Knewz is a website of aggregated news with no verticals, no images, no editorializing, no filtering — in other words, no governing principles of organization or curation. It is, if nothing else, a very confusing visual experience.

The bright yellow, uh, accents are also inviting comparisons to Vox, and the overall layout (?) has reminded some users of sites like Drudge. It's a little like a combination of elements from different design principles that happens to have resulted in a very bad chemical reaction.

But not all of the design elements the site borrows are all bad — that is to say, not all sites that share certain elements of Knewz's design are bad. In fact, some are great! The Outline, for example, features vastly varied font sizes and loud colors that may seem too aggressive on paper, but wind up being an interesting and energy-giving experience online. And while I might not have had anything particularly glowing to say about the design of Drudge Report before, I can now say with confidence that it is worlds more pleasing to the eye than Knewz.

As we were thinking about the design elements that make a website more streamlined and pleasing to navigate, one thing led to another, and we came up an alignment chart of digital news outlet reading experiences.

It's worth reiterating that these classifications are purely of the visual experience of navigating these websites. The sites whose design felt anywhere from completely unobtrusive to actually quite nice tended toward the upper-left corner, while the sites toward the bottom-right become harder and harder to read.

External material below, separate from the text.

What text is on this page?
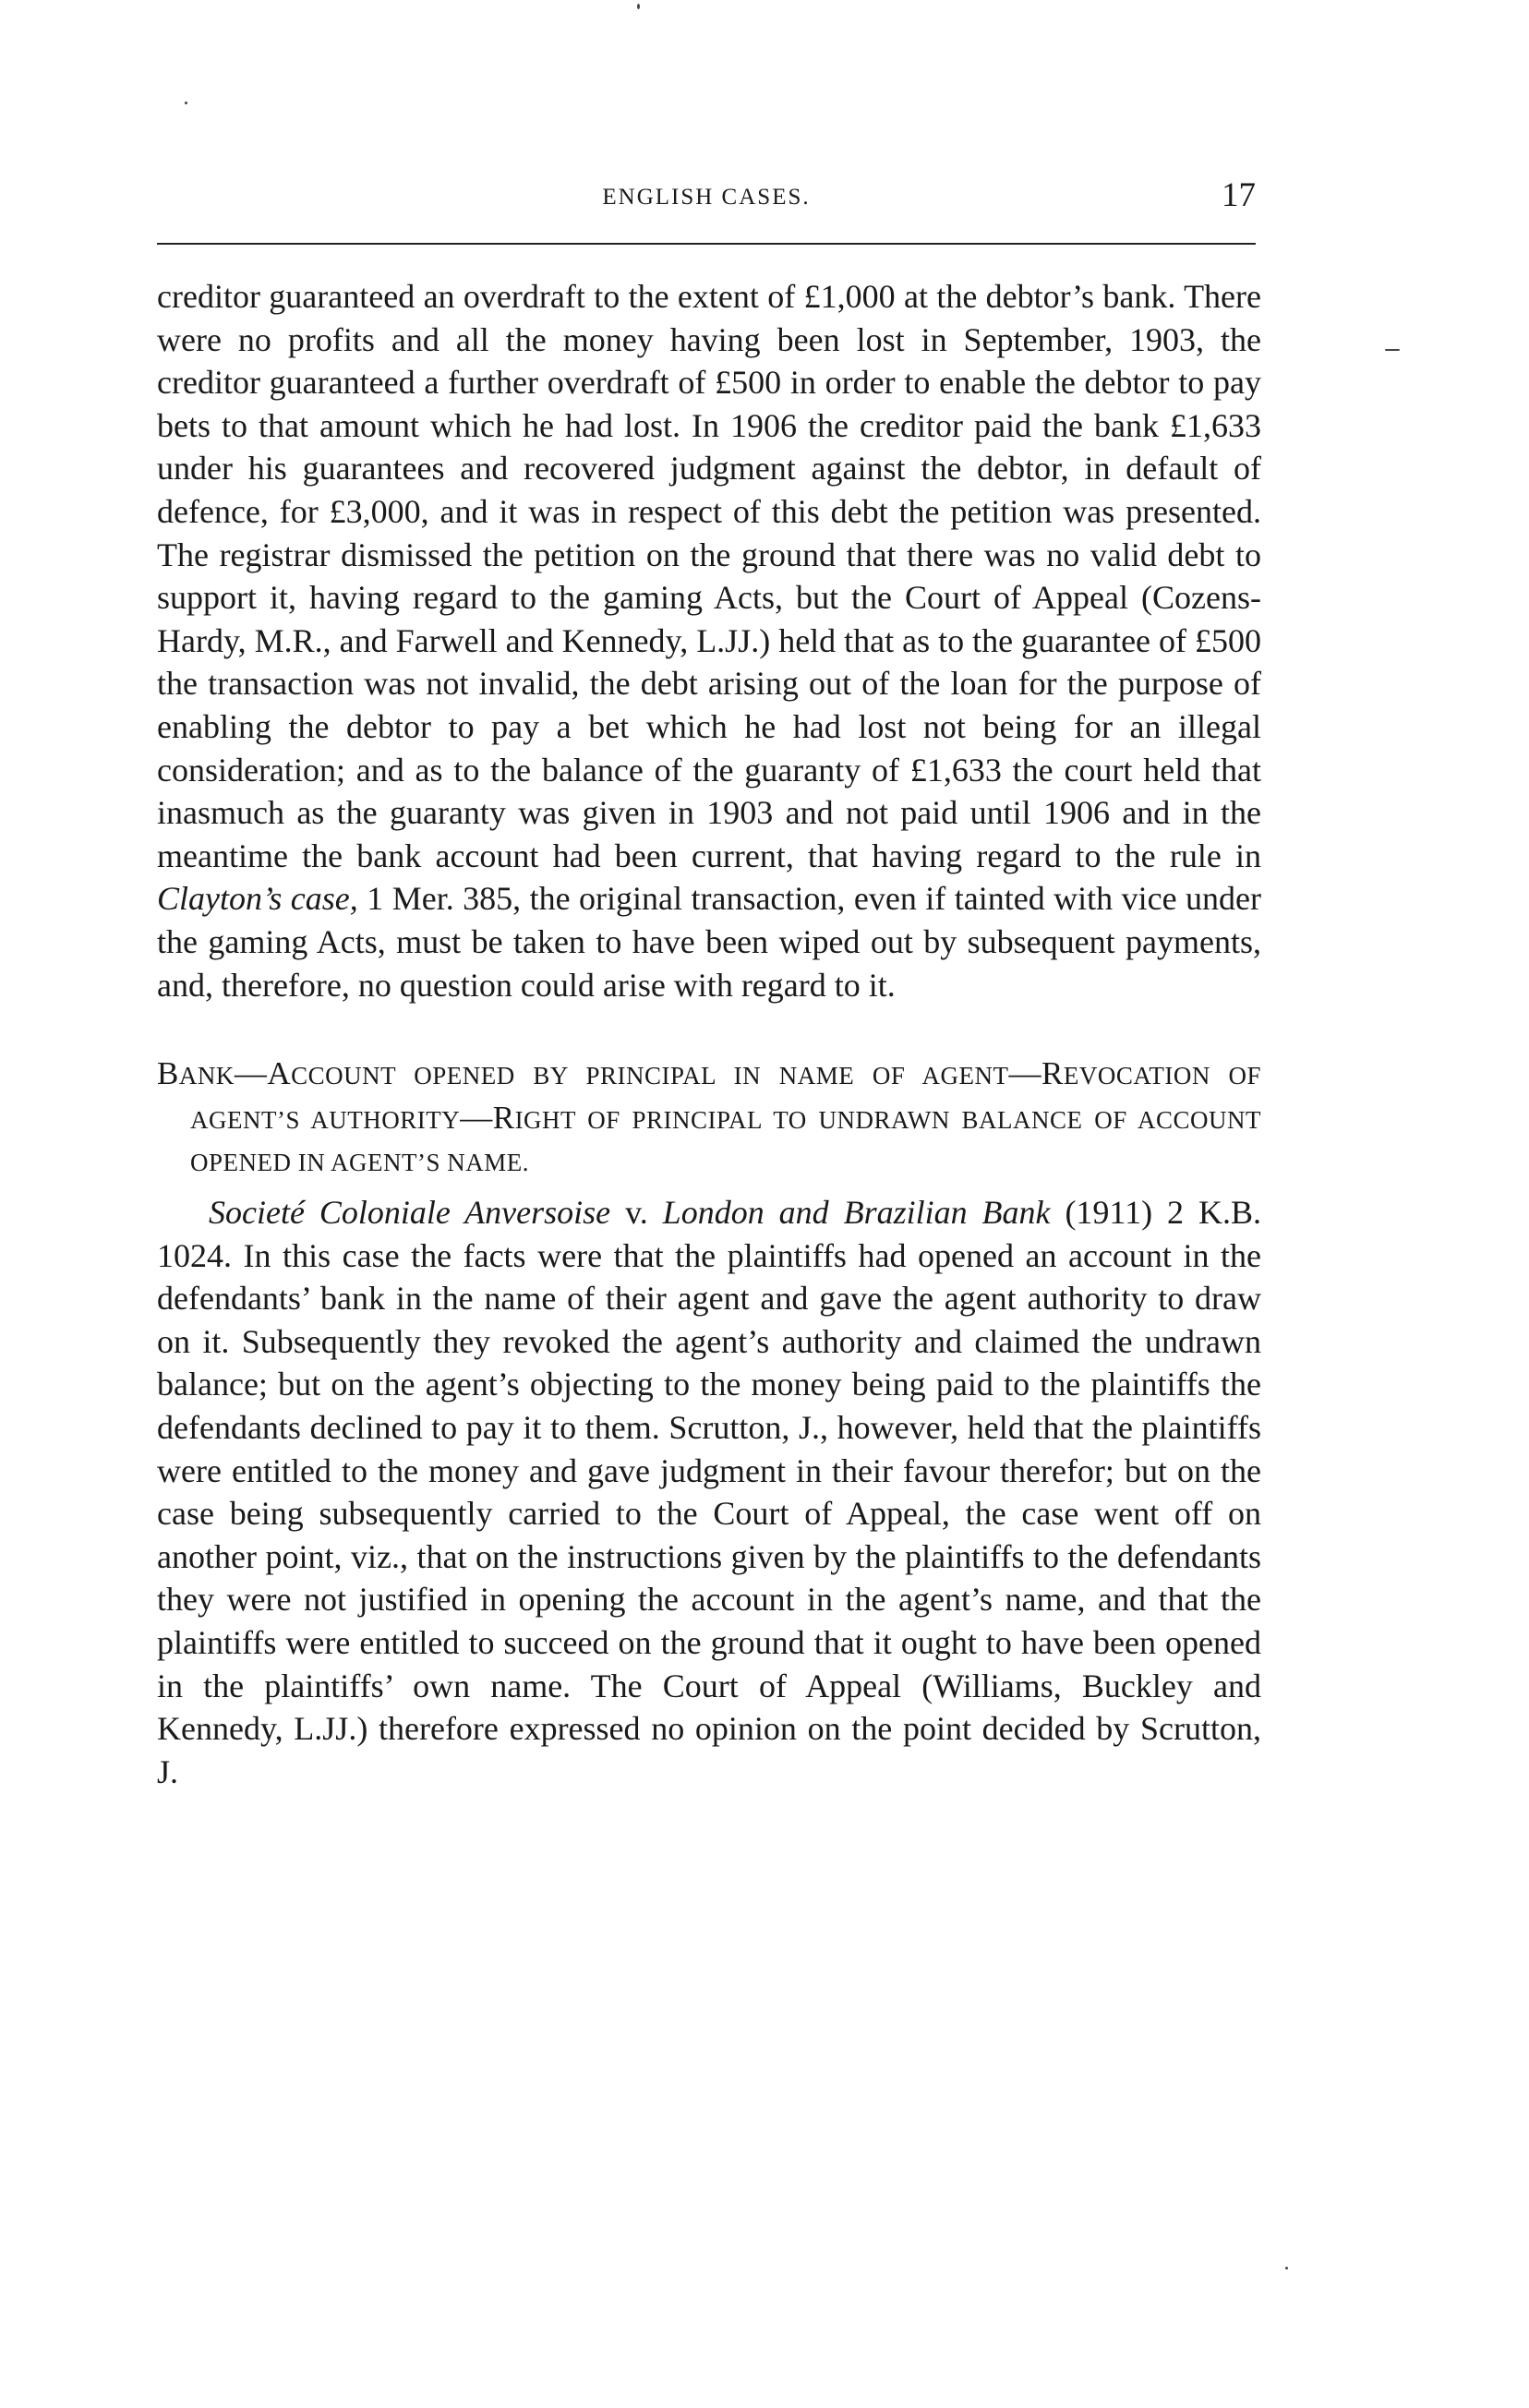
ENGLISH CASES.	17

creditor guaranteed an overdraft to the extent of £1,000 at the debtor’s bank. There were no profits and all the money having been lost in September, 1903, the creditor guaranteed a further overdraft of £500 in order to enable the debtor to pay bets to that amount which he had lost. In 1906 the creditor paid the bank £1,633 under his guarantees and recovered judgment against the debtor, in default of defence, for £3,000, and it was in respect of this debt the petition was presented. The registrar dismissed the petition on the ground that there was no valid debt to support it, having regard to the gaming Acts, but the Court of Appeal (Cozens-Hardy, M.R., and Farwell and Kennedy, L.JJ.) held that as to the guarantee of £500 the transaction was not invalid, the debt arising out of the loan for the purpose of enabling the debtor to pay a bet which he had lost not being for an illegal consideration; and as to the balance of the guaranty of £1,633 the court held that inasmuch as the guaranty was given in 1903 and not paid until 1906 and in the meantime the bank account had been current, that having regard to the rule in Clayton’s case, 1 Mer. 385, the original transaction, even if tainted with vice under the gaming Acts, must be taken to have been wiped out by subsequent payments, and, therefore, no question could arise with regard to it.

BANK—ACCOUNT OPENED BY PRINCIPAL IN NAME OF AGENT—REVOCATION OF AGENT’S AUTHORITY—RIGHT OF PRINCIPAL TO UNDRAWN BALANCE OF ACCOUNT OPENED IN AGENT’S NAME.

Societé Coloniale Anversoise v. London and Brazilian Bank (1911) 2 K.B. 1024. In this case the facts were that the plaintiffs had opened an account in the defendants’ bank in the name of their agent and gave the agent authority to draw on it. Subsequently they revoked the agent’s authority and claimed the undrawn balance; but on the agent’s objecting to the money being paid to the plaintiffs the defendants declined to pay it to them. Scrutton, J., however, held that the plaintiffs were entitled to the money and gave judgment in their favour therefor; but on the case being subsequently carried to the Court of Appeal, the case went off on another point, viz., that on the instructions given by the plaintiffs to the defendants they were not justified in opening the account in the agent’s name, and that the plaintiffs were entitled to succeed on the ground that it ought to have been opened in the plaintiffs’ own name. The Court of Appeal (Williams, Buckley and Kennedy, L.JJ.) therefore expressed no opinion on the point decided by Scrutton, J.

Some of these merit explanation: BuzzFeed, for example, was tricky to place, because while BuzzFeed News is actually one of the most pleasant and civilized reading experiences on the Internet (hence "lawful" — it actually is very similar in feel to The Atlantic), everything outside of the news section — fonts, organization, images, ads, stickers, the black hole of quizzes — feels blatantly antagonistic. Input remains tenuously in the "neutral" row because while individual elements of the site are sheer chaos, there is organization to it that allows users to find their way around, and the actual text of the articles is readable.

All this to say: we love reading online. It's what we do all day. All we ask is that you actually allow us to read it.